O ex-líder da CGTP lembra, nesse sentido, que na crise anterior o país tinha a procura externa como possível saída, mas no contexto atual as vendas para o estrangeiro estão muito afetadas pelo que “a preocupação com a procura interna deve estar no topo do leque das prioridades”. “O salário mínimo insere-se nisso, mas não só. É preciso tratar do salário mínimo e também da negociação coletiva”, defende Carvalho da Silva, aconselhando o Governo a manter a proposta que fez no início da legislatura, isto é, aumentar o salário mínimo para 750 euros até 2023.
“Isso é exequível, mesmo num cenário de luta para sairmos da crise e de necessidade de contribuir para que as empresas criem uma cultura de maior valorização do trabalho”, considera o ex-sindicalista.

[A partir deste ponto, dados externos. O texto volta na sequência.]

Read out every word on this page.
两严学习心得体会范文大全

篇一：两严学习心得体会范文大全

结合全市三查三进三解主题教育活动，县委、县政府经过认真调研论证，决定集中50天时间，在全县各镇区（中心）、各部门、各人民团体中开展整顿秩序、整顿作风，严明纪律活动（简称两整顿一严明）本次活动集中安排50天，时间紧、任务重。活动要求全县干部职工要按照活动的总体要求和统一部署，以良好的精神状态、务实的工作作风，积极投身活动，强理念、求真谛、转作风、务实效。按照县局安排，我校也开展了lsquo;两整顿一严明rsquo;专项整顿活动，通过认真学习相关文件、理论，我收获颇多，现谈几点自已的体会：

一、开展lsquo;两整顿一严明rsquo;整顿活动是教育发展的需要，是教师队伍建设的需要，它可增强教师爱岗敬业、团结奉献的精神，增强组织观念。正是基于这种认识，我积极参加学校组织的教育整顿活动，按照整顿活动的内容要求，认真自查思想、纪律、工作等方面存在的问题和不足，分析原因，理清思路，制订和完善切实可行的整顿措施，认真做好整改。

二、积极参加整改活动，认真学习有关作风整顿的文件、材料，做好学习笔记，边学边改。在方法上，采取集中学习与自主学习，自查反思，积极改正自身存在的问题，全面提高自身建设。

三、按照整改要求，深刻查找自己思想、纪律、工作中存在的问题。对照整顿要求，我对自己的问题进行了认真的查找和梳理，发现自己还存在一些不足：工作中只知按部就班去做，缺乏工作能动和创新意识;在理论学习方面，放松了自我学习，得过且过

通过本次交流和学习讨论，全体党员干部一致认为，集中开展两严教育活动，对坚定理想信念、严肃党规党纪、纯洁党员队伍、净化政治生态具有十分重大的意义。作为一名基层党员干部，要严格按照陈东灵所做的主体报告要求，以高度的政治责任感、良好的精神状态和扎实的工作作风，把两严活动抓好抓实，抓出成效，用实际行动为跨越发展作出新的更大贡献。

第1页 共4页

Medidas do Governo chegaram com “atraso, outras com insuficiências”
Já no que diz respeito aos apoios sociais extraordinários que vêm sido lançados face à crise pandémica, Carvalho da Silva afirma que “vão no sentido positivo”, mas não deixa críticas: “Algumas [das medidas chegaram] com atraso, outras com insuficiências face à realidade. Algumas podem ter vindo um pouco desajustadas na forma e no tempo”.
O professor universitário salienta que o princípio de alargar a proteção a todos e não deixar ninguém desprotegido é importante, mas avisa que não se pode transformar “num elemento estruturante de uma nova conceção do que deve ser a proteção social”. “É preciso manter fatores estruturais no sistema da Segurança Social que o tornam universal e solidário e que se tenha em conta a diferenciação das condições dos trabalhadores perante o sistema de Segurança Social“, afirma.

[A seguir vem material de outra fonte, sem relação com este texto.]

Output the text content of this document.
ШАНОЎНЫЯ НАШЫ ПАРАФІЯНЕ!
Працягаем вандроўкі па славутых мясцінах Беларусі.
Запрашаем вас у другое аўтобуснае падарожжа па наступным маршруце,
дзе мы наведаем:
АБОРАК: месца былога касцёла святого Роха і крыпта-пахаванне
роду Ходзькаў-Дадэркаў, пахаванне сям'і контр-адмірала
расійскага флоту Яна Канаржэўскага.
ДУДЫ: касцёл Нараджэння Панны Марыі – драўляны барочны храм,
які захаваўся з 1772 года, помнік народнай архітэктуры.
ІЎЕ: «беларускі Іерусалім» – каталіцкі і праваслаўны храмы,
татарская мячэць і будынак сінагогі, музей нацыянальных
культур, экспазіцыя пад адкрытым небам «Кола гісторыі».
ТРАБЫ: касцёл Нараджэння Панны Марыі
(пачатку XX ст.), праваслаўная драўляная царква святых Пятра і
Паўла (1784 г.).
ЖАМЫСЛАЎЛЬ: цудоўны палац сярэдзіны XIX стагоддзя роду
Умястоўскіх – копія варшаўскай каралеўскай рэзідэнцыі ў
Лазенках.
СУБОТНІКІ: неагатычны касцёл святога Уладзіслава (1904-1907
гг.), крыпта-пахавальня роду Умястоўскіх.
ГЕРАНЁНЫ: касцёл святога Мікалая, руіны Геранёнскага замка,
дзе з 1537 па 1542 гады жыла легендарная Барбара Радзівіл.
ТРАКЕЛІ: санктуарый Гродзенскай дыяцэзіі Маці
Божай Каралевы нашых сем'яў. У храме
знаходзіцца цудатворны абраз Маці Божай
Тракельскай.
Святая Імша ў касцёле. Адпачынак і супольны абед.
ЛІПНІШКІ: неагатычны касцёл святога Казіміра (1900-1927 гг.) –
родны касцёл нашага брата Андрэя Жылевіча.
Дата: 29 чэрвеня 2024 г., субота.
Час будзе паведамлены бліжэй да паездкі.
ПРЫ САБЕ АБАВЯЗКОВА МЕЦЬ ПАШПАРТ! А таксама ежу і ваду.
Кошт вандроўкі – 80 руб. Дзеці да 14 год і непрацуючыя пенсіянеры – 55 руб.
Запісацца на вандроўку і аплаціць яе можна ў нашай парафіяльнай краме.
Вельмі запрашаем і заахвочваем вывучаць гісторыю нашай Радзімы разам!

Ou seja, ainda que admita que poderá ser aconselhável prolongar os apoios extraordinários por mais algum tempo, o ex-sindicalista defende que essas medidas não podem ser a base de uma reformulação do sistema de proteção social ou colocar-se-ia o risco de se introduzir um sistema de mínimos. “Todos têm que ser protegidos, mas a centralidade tem que ser colocada na conceção universal, solidária e de dimensões de dignidade, não pode ser de tampão limite à pobreza“.
Ainda sobre a resposta do Governo à crise pandémica, Carvalho da Silva critica as posições assumidas em relação aos trabalhadores precários. “Era possível ter-se impedido a situação que tivemos que foi os trabalhadores precários serem tratados como se o seu trabalho fosse de segunda ordem”, declara.
“Em poucos dias, foram despachados dezenas e dezenas de milhares de trabalhadores para o desemprego. Isso, em parte, podia ser evitável, mas dava trabalho, obrigava a compromissos e a negociação entre as partes interessadas”, atira, juntando-se aos partidos de esquerda e às centrais sindicais no ataque ao Governo por não ter protegido quem tem contratos a prazo nomeadamente no âmbito do lay-off simplificado.
Teletrabalho? “Há vários passos a dar”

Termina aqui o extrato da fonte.